I am a big sportsperson. Sport is like eating – it’s fuelling. My brain moves really quickly; it needs good food, good exercise, good oxygen and good sleep. These are things I never compromise on.

I am very fortunate to work for myself, which means I can manage my day as I see fit. I can take two hours out of my day to remove myself, think, and sit quietly to write notes.

One of the really good things for me is that I run quite a few of my meetings on foot. I walk and talk. It’s great for the step count, and it’s good for the mind. You’re more agile and able to hear properly when you’re moving rather than sitting stationary at a desk.

In the evenings, I set aside time to answer people or send messages letting them know I’m thinking of them. It’s so powerful for someone who feels stuck to know that someone out there is thinking deeply about them, even if we don’t yet have the answers.

 

  1. Can you share examples of how performance coaching has helped improve team or organisational outcomes?

Let’s start with the top billers – people who are usually successful and earning great money – and then their billings start to plateau. That’s really common, and the higher you climb, the harder it is to continue growing. A strategy set at the beginning of someone’s career needs to change depending on where they sit now. As their success journey changes, so must the strategy. Many businesses miss that.

One-to-one work is key. Everyone’s journey is different, even for a million-pound biller.

I’m not someone who just talks about things – I execute. I’m a biller by background. Talking doesn’t change anything; action does. Coaching and mentoring someone live, side by side, is powerful. They know I know what I’m talking about, and they know I’m observing behaviours and actions – not just numbers. Seeing it with my own eyes allows us to adjust strategy effectively.
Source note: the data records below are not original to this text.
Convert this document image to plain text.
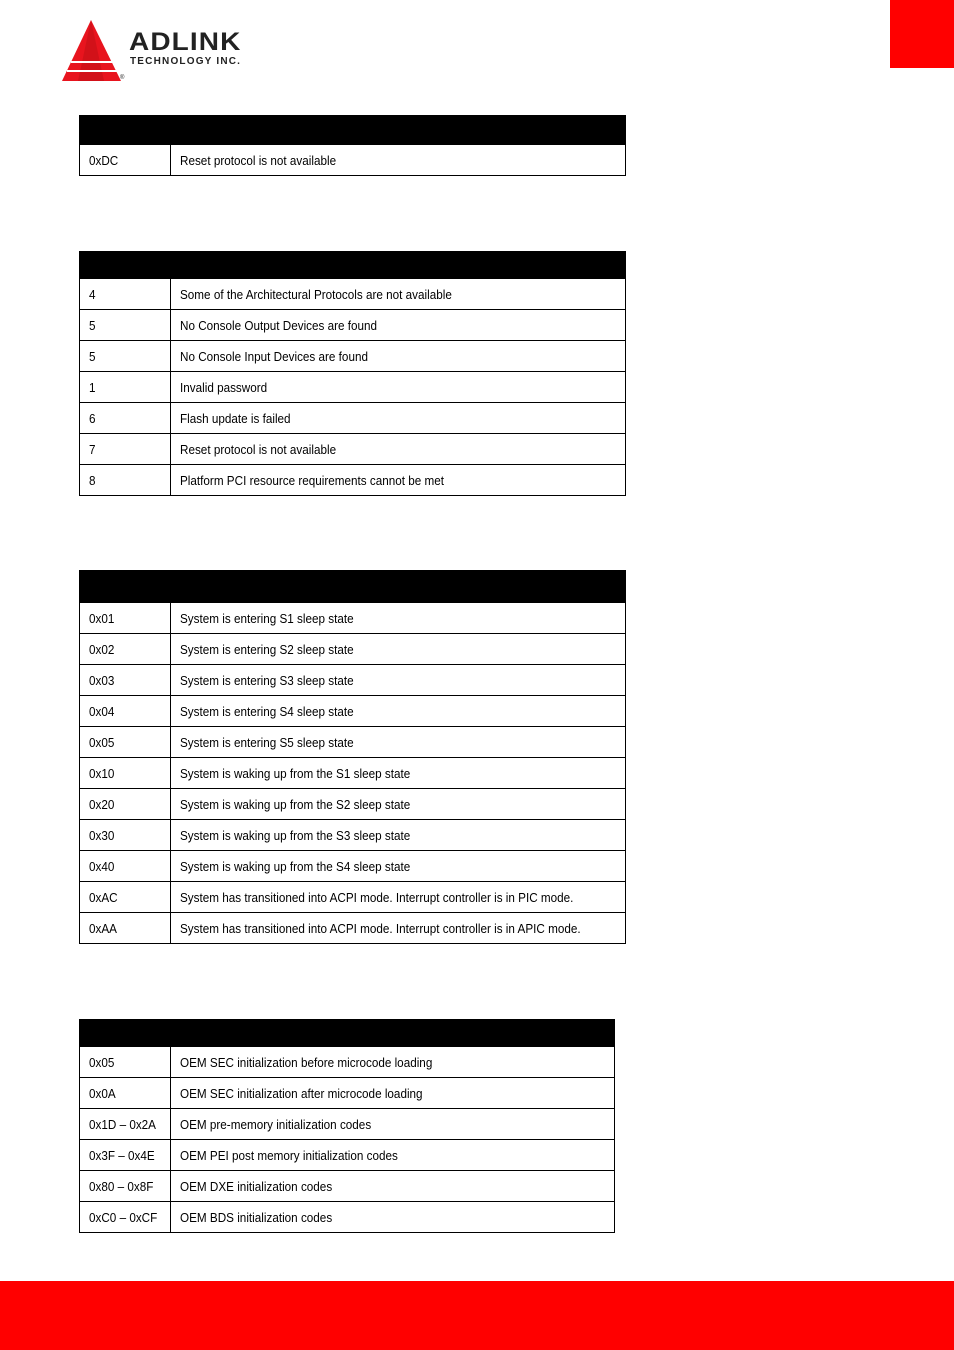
ADLINK
TECHNOLOGY INC.
®

0xDC	Reset protocol is not available

4	Some of the Architectural Protocols are not available
5	No Console Output Devices are found
5	No Console Input Devices are found
1	Invalid password
6	Flash update is failed
7	Reset protocol is not available
8	Platform PCI resource requirements cannot be met

0x01	System is entering S1 sleep state
0x02	System is entering S2 sleep state
0x03	System is entering S3 sleep state
0x04	System is entering S4 sleep state
0x05	System is entering S5 sleep state
0x10	System is waking up from the S1 sleep state
0x20	System is waking up from the S2 sleep state
0x30	System is waking up from the S3 sleep state
0x40	System is waking up from the S4 sleep state
0xAC	System has transitioned into ACPI mode. Interrupt controller is in PIC mode.
0xAA	System has transitioned into ACPI mode. Interrupt controller is in APIC mode.

0x05	OEM SEC initialization before microcode loading
0x0A	OEM SEC initialization after microcode loading
0x1D – 0x2A	OEM pre-memory initialization codes
0x3F – 0x4E	OEM PEI post memory initialization codes
0x80 – 0x8F	OEM DXE initialization codes
0xC0 – 0xCF	OEM BDS initialization codes
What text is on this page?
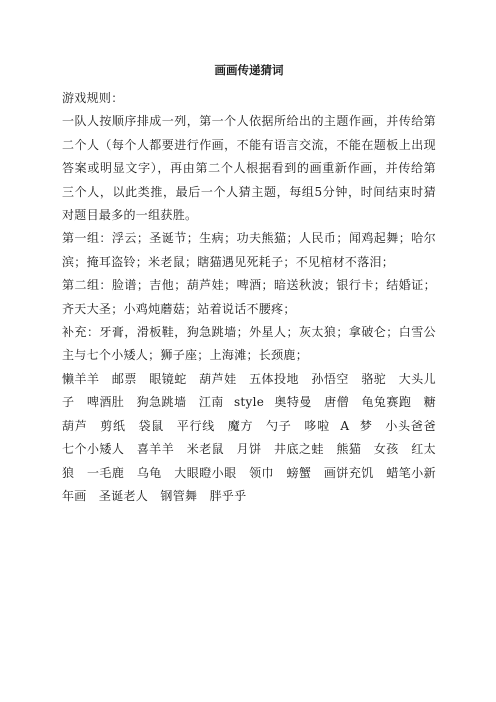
画画传递猜词

游戏规则：

一队人按顺序排成一列，第一个人依据所给出的主题作画，并传给第二个人（每个人都要进行作画，不能有语言交流，不能在题板上出现答案或明显文字），再由第二个人根据看到的画重新作画，并传给第三个人，以此类推，最后一个人猜主题，每组5分钟，时间结束时猜对题目最多的一组获胜。

第一组：浮云；圣诞节；生病；功夫熊猫；人民币；闻鸡起舞；哈尔滨；掩耳盗铃；米老鼠；瞎猫遇见死耗子；不见棺材不落泪；

第二组：脸谱；吉他；葫芦娃；啤酒；暗送秋波；银行卡；结婚证；齐天大圣；小鸡炖蘑菇；站着说话不腰疼；

补充：牙膏，滑板鞋，狗急跳墙；外星人；灰太狼；拿破仑；白雪公主与七个小矮人；狮子座；上海滩；长颈鹿；

懒羊羊　邮票　眼镜蛇　葫芦娃　五体投地　孙悟空　骆驼　大头儿子　啤酒肚　狗急跳墙　江南 style 奥特曼　唐僧　龟兔赛跑　糖葫芦　剪纸　袋鼠　平行线　魔方　勺子　哆啦 A 梦　小头爸爸　七个小矮人　喜羊羊　米老鼠　月饼　井底之蛙　熊猫　女孩　红太狼　一毛鹿　乌龟　大眼瞪小眼　领巾　螃蟹　画饼充饥　蜡笔小新　年画　圣诞老人　钢管舞　胖乎乎
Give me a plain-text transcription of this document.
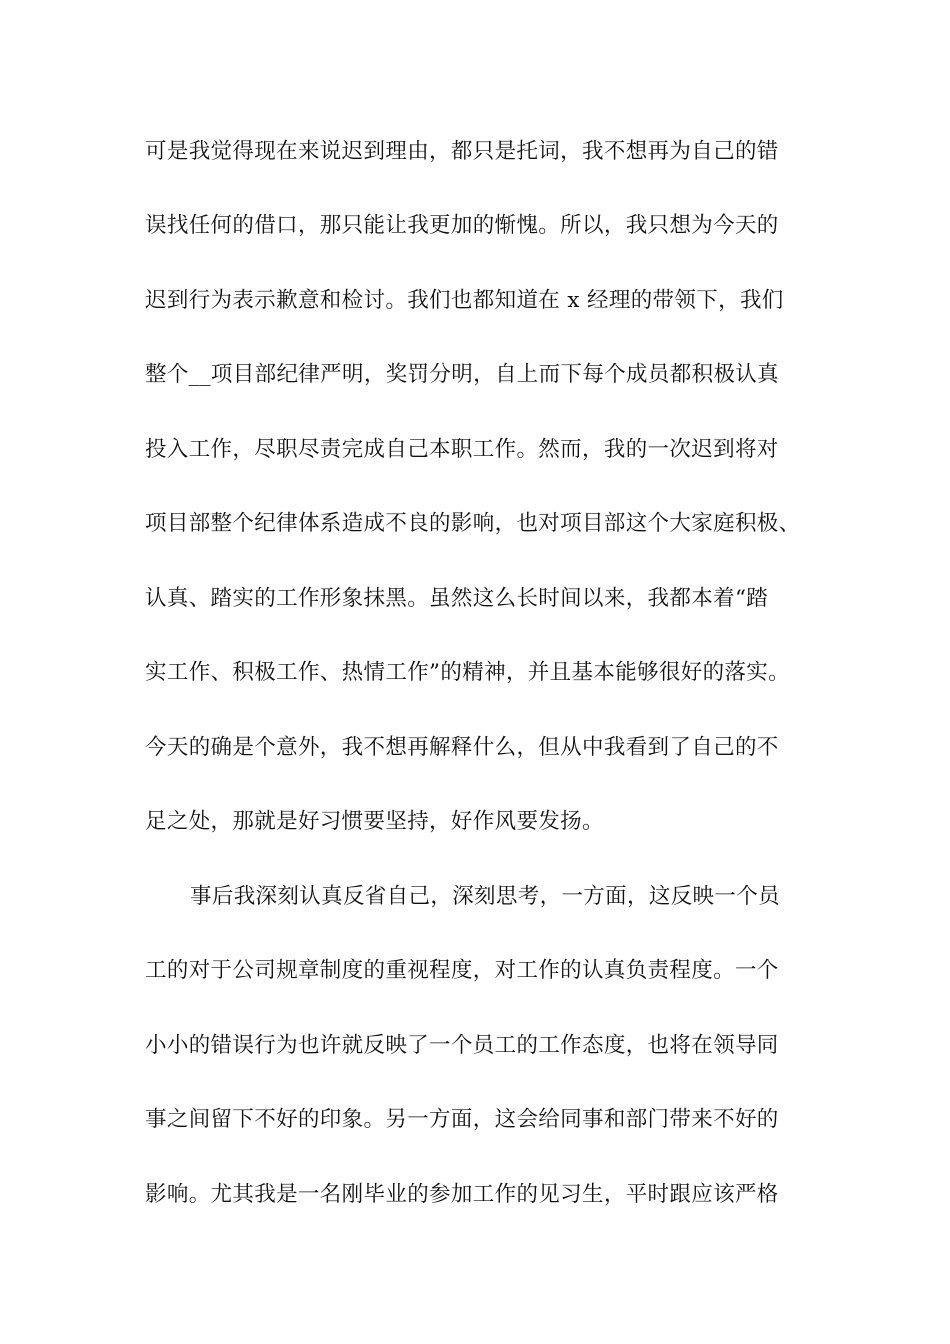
可是我觉得现在来说迟到理由，都只是托词，我不想再为自己的错
误找任何的借口，那只能让我更加的惭愧。所以，我只想为今天的
迟到行为表示歉意和检讨。我们也都知道在 x 经理的带领下，我们
整个__项目部纪律严明，奖罚分明，自上而下每个成员都积极认真
投入工作，尽职尽责完成自己本职工作。然而，我的一次迟到将对
项目部整个纪律体系造成不良的影响，也对项目部这个大家庭积极、
认真、踏实的工作形象抹黑。虽然这么长时间以来，我都本着“踏
实工作、积极工作、热情工作”的精神，并且基本能够很好的落实。
今天的确是个意外，我不想再解释什么，但从中我看到了自己的不
足之处，那就是好习惯要坚持，好作风要发扬。
事后我深刻认真反省自己，深刻思考，一方面，这反映一个员
工的对于公司规章制度的重视程度，对工作的认真负责程度。一个
小小的错误行为也许就反映了一个员工的工作态度，也将在领导同
事之间留下不好的印象。另一方面，这会给同事和部门带来不好的
影响。尤其我是一名刚毕业的参加工作的见习生，平时跟应该严格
Helping managers perform is another big area. Lots of people want to be a manager without really understanding what it is. Management isn’t about telling people what to do; it’s about helping them make decisions for themselves.

 

Non-Executive Director Role

  1. What motivated you to take on a Non-Executive Director role, and how does it differ from your previous roles?

I am bringing together all my experience – as a recruiter, a director, a business winner and rainmaker, and as a performance board-level coach for the last 10 years across many businesses. I’m bringing that to Stonehouse to help the business strategize and grow.

The key is setting the foundations right from the beginning. The beauty of working with Sohan is that we are growing a business with the right foundations and moving forward with key people. Getting the right people with the right attitudes, wants and desires makes growth so much easier.

 

  1. What unique perspectives or skill sets do you bring as Stonehouse’s NED?

I am a recruiter. I’ve done the job – and I’ve done it well. Recruitment seems easy to people who have never done it. Many companies have board-level advisors who have never recruited and who focus mainly on numbers. If you get the right people in, the numbers sort themselves out.

I know what it takes. I know it’s about long-term relationships and digging deep. I know that after every bad day, two great days are around the corner. I’ve motivated teams directly, and I’ve managed teams across all markets internationally.

I work with businesses that have teams all over the world and are culturally different. I look beyond the data, and that’s what Sohan really values in me. I love being on a sales floor, the “mosh pit”, as I like to call it. That’s where I learn about our people and what’s really going on. That enables me to advise and lead a business based on real insight, not just spreadsheets.

 

  1. What excites you most about your role at Stonehouse as our NED?

I am so excited about having a business with good foundations. We’ve made some key hires this year. It’s not all about having great recruitment consultants; it’s about having fundamental people across the whole business to strengthen those foundations. We’re doing that from the very beginning, whereas many companies do it backwards. That is really exciting.

We’re in a great market – recession-proof, which is rare. We’re in a beautiful little bubble. Working with people who are excited, committed, and genuinely care is fantastic. That’s why I’m excited about being on this journey.